Gross profits increased 24.5 percent, to $29.7 million from $23.9 million in the year-ago period and operating income advanced 28.6 percent, to $9.9 million from $7.7 million.
Sales in the quarter rose 17.8 percent, to $103.3 million from $87.7 million. Peter Boneparth, chairman and chief executive officer, noted that all divisions contributed to revenue growth, with the Miss Erika division of moderately priced casual separates representing “the biggest growth driver during the quarter, as its early spring line was well received by our retail partners.”
Boneparth cited a number of operational criteria that had improved at McNaughton during the past year. Gross margin picked up 150 basis points to finish the first quarter at 28.8 percent. Selling, general and administrative expenses, as a percentage of sales, declined to 15.1 percent, a drop of over 100 basis points.
“From an operating perspective, we experienced tremendous growth in the quarter, as was evidenced by our significant increase in EBITDA [earnings before interest, taxes, depreciation and amortization],” the ceo said. “The decrease in income and diluted EPS before extraordinary item was anticipated and resulted from additional interest and amortization expense resulting from the Jeri-Jo earnout.”
As of March 3, McNaughton’s order backlog was more than 20 percent above its prior-year level.

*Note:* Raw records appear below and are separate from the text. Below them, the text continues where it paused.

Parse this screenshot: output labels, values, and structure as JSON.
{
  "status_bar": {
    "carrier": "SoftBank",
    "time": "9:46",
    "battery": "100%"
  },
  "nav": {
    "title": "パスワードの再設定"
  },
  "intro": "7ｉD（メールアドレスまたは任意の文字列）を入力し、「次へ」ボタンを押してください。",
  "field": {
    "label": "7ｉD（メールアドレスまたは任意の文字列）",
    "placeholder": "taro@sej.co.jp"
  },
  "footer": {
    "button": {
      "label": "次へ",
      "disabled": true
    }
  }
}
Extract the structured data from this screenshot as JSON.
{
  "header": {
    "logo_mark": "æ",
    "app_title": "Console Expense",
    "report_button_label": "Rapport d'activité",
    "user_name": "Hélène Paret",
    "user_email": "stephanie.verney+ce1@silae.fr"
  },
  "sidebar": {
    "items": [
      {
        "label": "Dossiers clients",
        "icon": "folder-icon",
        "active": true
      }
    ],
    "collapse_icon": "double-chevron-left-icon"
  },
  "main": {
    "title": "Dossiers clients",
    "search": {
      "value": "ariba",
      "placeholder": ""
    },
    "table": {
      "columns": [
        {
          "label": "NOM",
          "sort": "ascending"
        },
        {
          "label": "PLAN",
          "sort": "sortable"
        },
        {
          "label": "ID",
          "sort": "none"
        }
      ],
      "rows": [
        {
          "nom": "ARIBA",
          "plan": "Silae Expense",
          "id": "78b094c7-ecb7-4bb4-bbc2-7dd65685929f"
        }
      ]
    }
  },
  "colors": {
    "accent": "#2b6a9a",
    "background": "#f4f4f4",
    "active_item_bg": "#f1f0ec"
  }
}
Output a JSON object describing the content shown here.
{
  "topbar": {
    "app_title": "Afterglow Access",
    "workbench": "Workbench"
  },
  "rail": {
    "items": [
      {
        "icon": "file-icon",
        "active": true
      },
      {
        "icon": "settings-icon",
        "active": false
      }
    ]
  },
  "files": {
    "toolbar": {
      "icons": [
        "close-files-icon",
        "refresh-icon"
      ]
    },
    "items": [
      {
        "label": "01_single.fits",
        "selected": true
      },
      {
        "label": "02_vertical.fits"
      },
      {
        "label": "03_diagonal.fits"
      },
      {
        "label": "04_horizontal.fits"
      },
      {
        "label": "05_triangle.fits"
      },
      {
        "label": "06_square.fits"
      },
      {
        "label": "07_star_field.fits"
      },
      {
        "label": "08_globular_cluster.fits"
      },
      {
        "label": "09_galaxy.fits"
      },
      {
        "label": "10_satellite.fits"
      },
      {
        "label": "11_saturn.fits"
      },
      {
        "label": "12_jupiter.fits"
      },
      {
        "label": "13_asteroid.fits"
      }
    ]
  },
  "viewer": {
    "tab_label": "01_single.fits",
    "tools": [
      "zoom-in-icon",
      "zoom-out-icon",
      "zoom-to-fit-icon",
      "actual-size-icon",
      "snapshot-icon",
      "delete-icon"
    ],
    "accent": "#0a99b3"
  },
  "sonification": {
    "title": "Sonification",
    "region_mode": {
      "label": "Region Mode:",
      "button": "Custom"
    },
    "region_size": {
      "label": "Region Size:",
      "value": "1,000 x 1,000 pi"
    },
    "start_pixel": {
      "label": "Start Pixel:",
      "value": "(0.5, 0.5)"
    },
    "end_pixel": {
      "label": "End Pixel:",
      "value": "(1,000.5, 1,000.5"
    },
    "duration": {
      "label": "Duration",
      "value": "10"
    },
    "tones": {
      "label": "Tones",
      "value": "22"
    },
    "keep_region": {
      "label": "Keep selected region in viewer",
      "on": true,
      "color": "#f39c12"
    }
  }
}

Boneparth said that the company was continuing to capture market share in the moderate arena and reaffirmed financial guidance delivered in December, when the company said it expected growth of more than 20 percent in operating earnings but a drop in earnings per share, to between $2.20 and $2.50 a share from $3.05 in the year ended Nov. 4.
Sales are expected to grow 10 to 20 percent, to between $560 million and $600 million from $506.2 million last year, and gross margin should range between 28 and 29 percent.
As in the quarter, a drop in EPS for the year would be tied to the Jeri-Jo acquisition, which was funded by cash, notes and common stock.